Tuning Electrical Conduction Along Endothelial Tubes of Resistance Arteries Through Ca2+-Activated K+ Channels

Rationale: Electrical conduction through gap junction channels between endothelial cells of resistance vessels is integral to blood flow control. Small and intermediate-conductance Ca2+-activated K+ channels (SKCa/IKCa) initiate electrical signals in endothelial cells, but it is unknown whether SKCa/IKCa activation alters signal transmission along the endothelium. Objective: We tested the hypothesis that SKCa/IKCa activity regulates electrical conduction along the endothelium of resistance vessels. Methods and Results: Freshly isolated endothelial cell tubes (60 mu m wide; 1-3 mm long; cell length, approximate to 35 mu m) from mouse skeletal muscle feed (superior epigastric) arteries were studied using dual intracellular microelectrodes. Current was injected (+/- 0.1-3 nA) at site 1 while recording membrane potential (V-m) at site 2 (separation distance =50-2000 mu m). SKCa/IKCa activation (NS309, 1 mu mol/L) reduced the change in V-m along endothelial cell tubes by >= 50% and shortened the electrical length constant (lambda) from 1380 to 850 mu m (P < 0.05) while intercellular dye transfer (propidium iodide) was maintained. Activating SKCa/IKCa with acetylcholine or SKA-31 also reduced electrical conduction. These effects of SKCa/IKCa activation persisted when hyperpolarization (> 30 mV) was prevented with 60 mmol/L [K+](o). Conversely, blocking SKCa/IKCa (apamin+charybdotoxin) depolarized cells by approximate to 10 mV and enhanced electrical conduction (ie, changes in V-m) by approximate to 30% (P < 0.05).

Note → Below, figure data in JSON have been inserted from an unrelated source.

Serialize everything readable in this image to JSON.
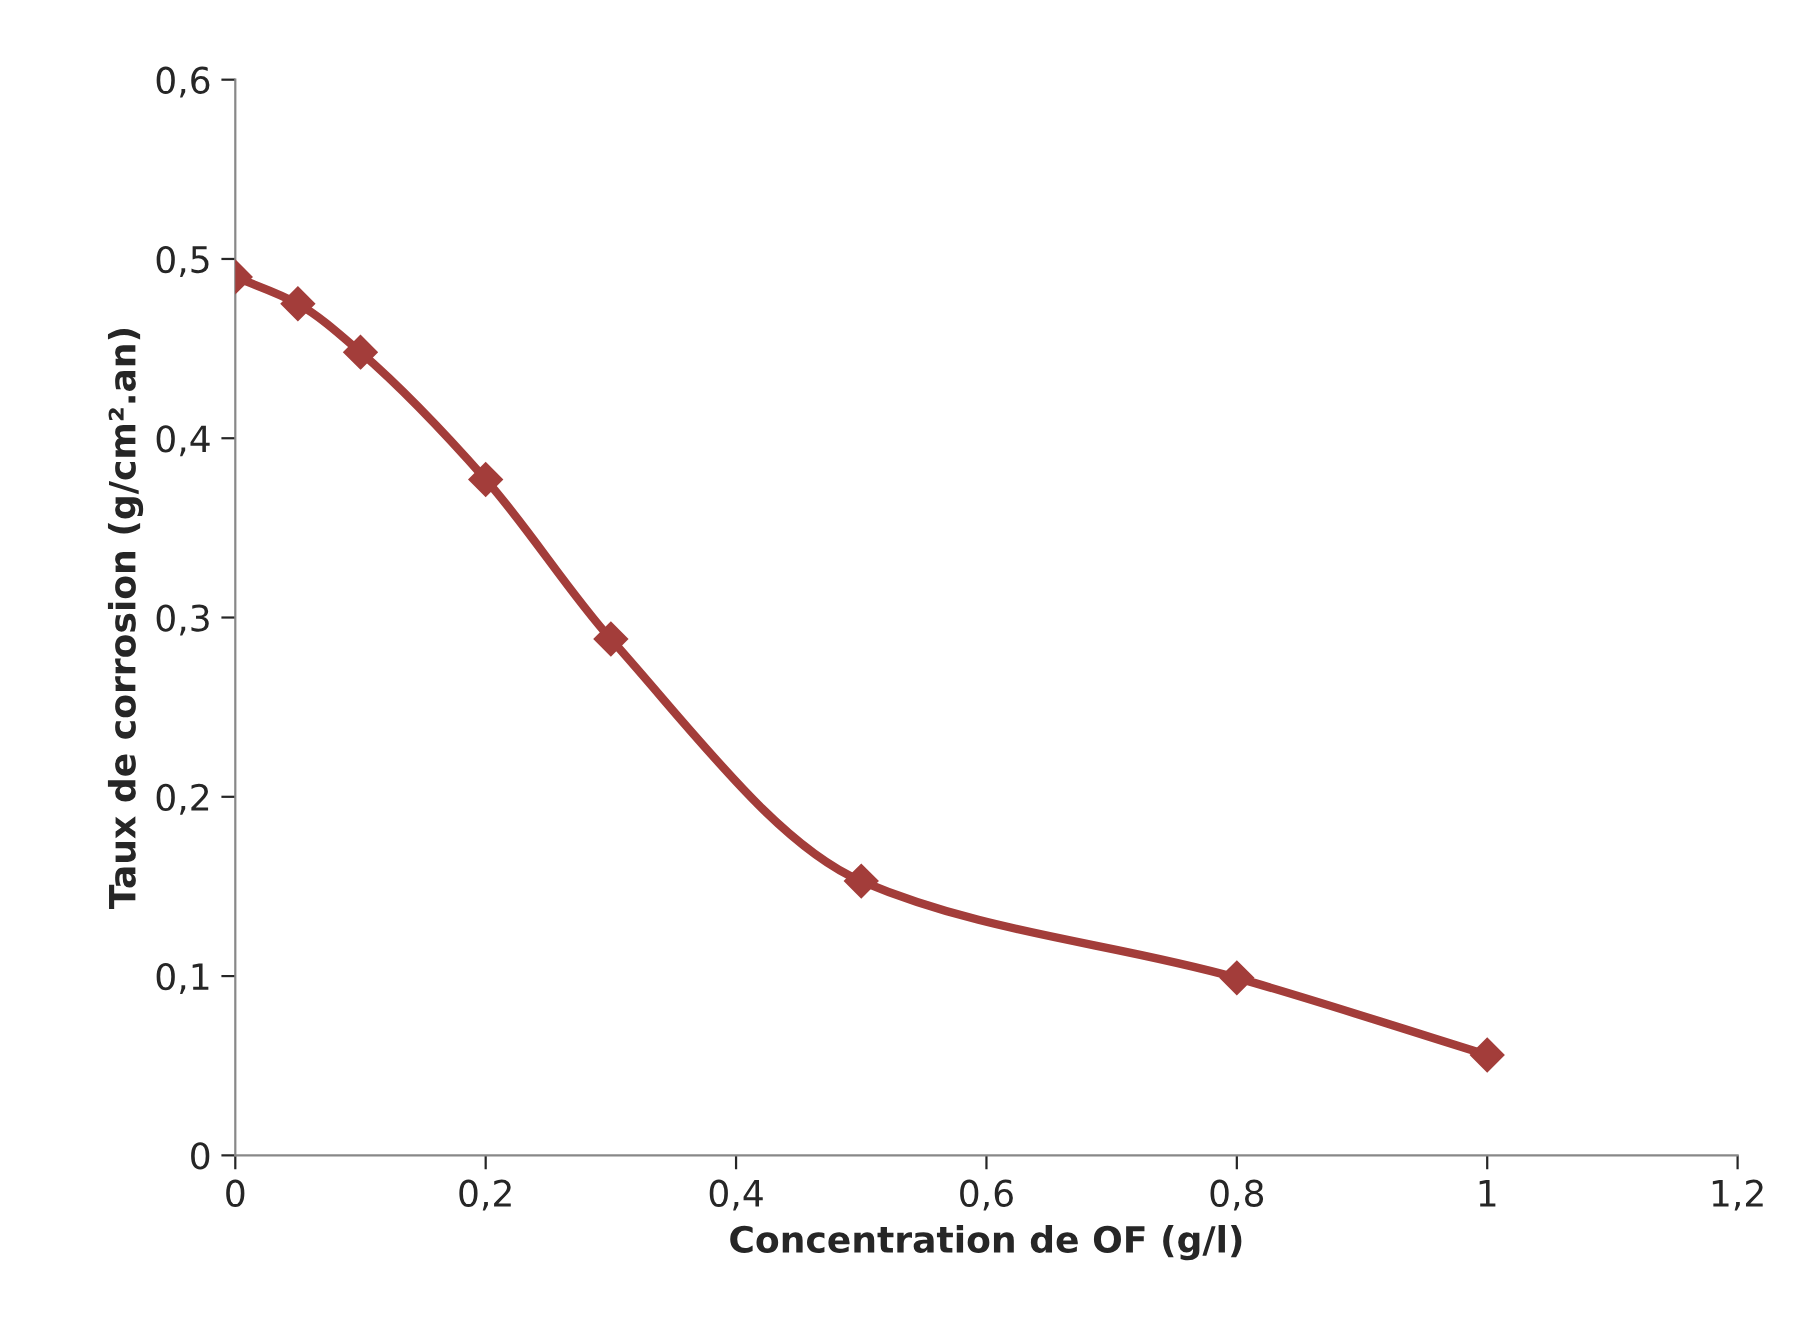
{
  "chart_data": {
    "type": "line",
    "xlabel": "Concentration de OF (g/l)",
    "ylabel": "Taux de corrosion (g/cm².an)",
    "x": [
      0,
      0.05,
      0.1,
      0.2,
      0.3,
      0.5,
      0.8,
      1
    ],
    "series": [
      {
        "color": "#a33d3a",
        "values": [
          0.49,
          0.475,
          0.448,
          0.377,
          0.288,
          0.153,
          0.099,
          0.056
        ]
      }
    ],
    "marker": "diamond",
    "line_style": "solid",
    "grid": false,
    "legend": false,
    "xlim": [
      0,
      1.2
    ],
    "xticks": [
      0,
      {
        "value": 0.2,
        "label": "0,2"
      },
      {
        "value": 0.4,
        "label": "0,4"
      },
      {
        "value": 0.6,
        "label": "0,6"
      },
      {
        "value": 0.8,
        "label": "0,8"
      },
      1,
      {
        "value": 1.2,
        "label": "1,2"
      }
    ],
    "ylim": [
      0,
      0.6
    ],
    "yticks": [
      0,
      {
        "value": 0.1,
        "label": "0,1"
      },
      {
        "value": 0.2,
        "label": "0,2"
      },
      {
        "value": 0.3,
        "label": "0,3"
      },
      {
        "value": 0.4,
        "label": "0,4"
      },
      {
        "value": 0.5,
        "label": "0,5"
      },
      {
        "value": 0.6,
        "label": "0,6"
      }
    ]
  }
}
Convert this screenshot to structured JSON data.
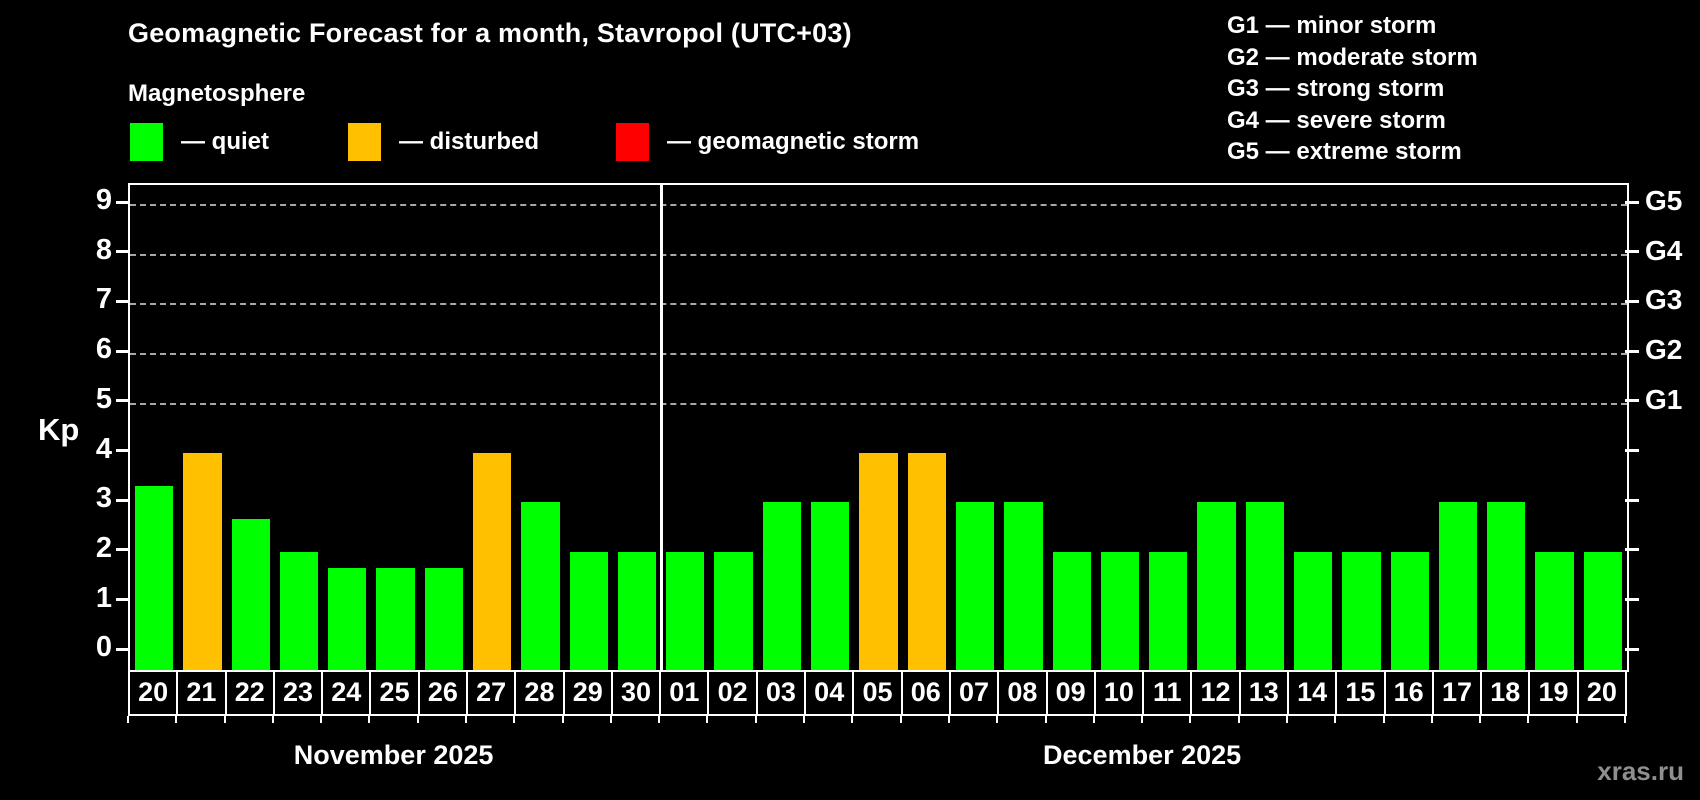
{
  "title": "Geomagnetic Forecast for a month, Stavropol (UTC+03)",
  "subtitle": "Magnetosphere",
  "legend": {
    "quiet_label": "— quiet",
    "disturbed_label": "— disturbed",
    "storm_label": "— geomagnetic storm"
  },
  "g_legend": [
    {
      "label": "G1 — minor storm"
    },
    {
      "label": "G2 — moderate storm"
    },
    {
      "label": "G3 — strong storm"
    },
    {
      "label": "G4 — severe storm"
    },
    {
      "label": "G5 — extreme storm"
    }
  ],
  "watermark": "xras.ru",
  "chart_data": {
    "type": "bar",
    "title": "Geomagnetic Forecast for a month, Stavropol (UTC+03)",
    "ylabel": "Kp",
    "ylim": [
      0,
      9
    ],
    "y_ticks": [
      0,
      1,
      2,
      3,
      4,
      5,
      6,
      7,
      8,
      9
    ],
    "gridlines_at": [
      5,
      6,
      7,
      8,
      9
    ],
    "grid": "dashed horizontal at storm levels",
    "legend_position": "top-left",
    "legend_colors": {
      "quiet": "#00ff00",
      "disturbed": "#ffc000",
      "storm": "#ff0000"
    },
    "right_axis_labels": [
      {
        "kp": 5,
        "label": "G1"
      },
      {
        "kp": 6,
        "label": "G2"
      },
      {
        "kp": 7,
        "label": "G3"
      },
      {
        "kp": 8,
        "label": "G4"
      },
      {
        "kp": 9,
        "label": "G5"
      }
    ],
    "months": [
      {
        "label": "November 2025",
        "days": 11
      },
      {
        "label": "December 2025",
        "days": 20
      }
    ],
    "days": [
      {
        "day": "20",
        "month": "November 2025",
        "kp": 3.33,
        "status": "quiet"
      },
      {
        "day": "21",
        "month": "November 2025",
        "kp": 4,
        "status": "disturbed"
      },
      {
        "day": "22",
        "month": "November 2025",
        "kp": 2.67,
        "status": "quiet"
      },
      {
        "day": "23",
        "month": "November 2025",
        "kp": 2,
        "status": "quiet"
      },
      {
        "day": "24",
        "month": "November 2025",
        "kp": 1.67,
        "status": "quiet"
      },
      {
        "day": "25",
        "month": "November 2025",
        "kp": 1.67,
        "status": "quiet"
      },
      {
        "day": "26",
        "month": "November 2025",
        "kp": 1.67,
        "status": "quiet"
      },
      {
        "day": "27",
        "month": "November 2025",
        "kp": 4,
        "status": "disturbed"
      },
      {
        "day": "28",
        "month": "November 2025",
        "kp": 3,
        "status": "quiet"
      },
      {
        "day": "29",
        "month": "November 2025",
        "kp": 2,
        "status": "quiet"
      },
      {
        "day": "30",
        "month": "November 2025",
        "kp": 2,
        "status": "quiet"
      },
      {
        "day": "01",
        "month": "December 2025",
        "kp": 2,
        "status": "quiet"
      },
      {
        "day": "02",
        "month": "December 2025",
        "kp": 2,
        "status": "quiet"
      },
      {
        "day": "03",
        "month": "December 2025",
        "kp": 3,
        "status": "quiet"
      },
      {
        "day": "04",
        "month": "December 2025",
        "kp": 3,
        "status": "quiet"
      },
      {
        "day": "05",
        "month": "December 2025",
        "kp": 4,
        "status": "disturbed"
      },
      {
        "day": "06",
        "month": "December 2025",
        "kp": 4,
        "status": "disturbed"
      },
      {
        "day": "07",
        "month": "December 2025",
        "kp": 3,
        "status": "quiet"
      },
      {
        "day": "08",
        "month": "December 2025",
        "kp": 3,
        "status": "quiet"
      },
      {
        "day": "09",
        "month": "December 2025",
        "kp": 2,
        "status": "quiet"
      },
      {
        "day": "10",
        "month": "December 2025",
        "kp": 2,
        "status": "quiet"
      },
      {
        "day": "11",
        "month": "December 2025",
        "kp": 2,
        "status": "quiet"
      },
      {
        "day": "12",
        "month": "December 2025",
        "kp": 3,
        "status": "quiet"
      },
      {
        "day": "13",
        "month": "December 2025",
        "kp": 3,
        "status": "quiet"
      },
      {
        "day": "14",
        "month": "December 2025",
        "kp": 2,
        "status": "quiet"
      },
      {
        "day": "15",
        "month": "December 2025",
        "kp": 2,
        "status": "quiet"
      },
      {
        "day": "16",
        "month": "December 2025",
        "kp": 2,
        "status": "quiet"
      },
      {
        "day": "17",
        "month": "December 2025",
        "kp": 3,
        "status": "quiet"
      },
      {
        "day": "18",
        "month": "December 2025",
        "kp": 3,
        "status": "quiet"
      },
      {
        "day": "19",
        "month": "December 2025",
        "kp": 2,
        "status": "quiet"
      },
      {
        "day": "20",
        "month": "December 2025",
        "kp": 2,
        "status": "quiet"
      }
    ]
  }
}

Conclusions: These findings illustrate a novel role for SKCa/IKCa activity in tuning electrical conduction along the endothelium of resistance vessels by governing signal dissipation through changes in membrane resistance. Voltage-insensitive ion channels can thereby tune intercellular electrical signaling independent from gap junction channels. (Circ Res. 2012;110:1311-1321.)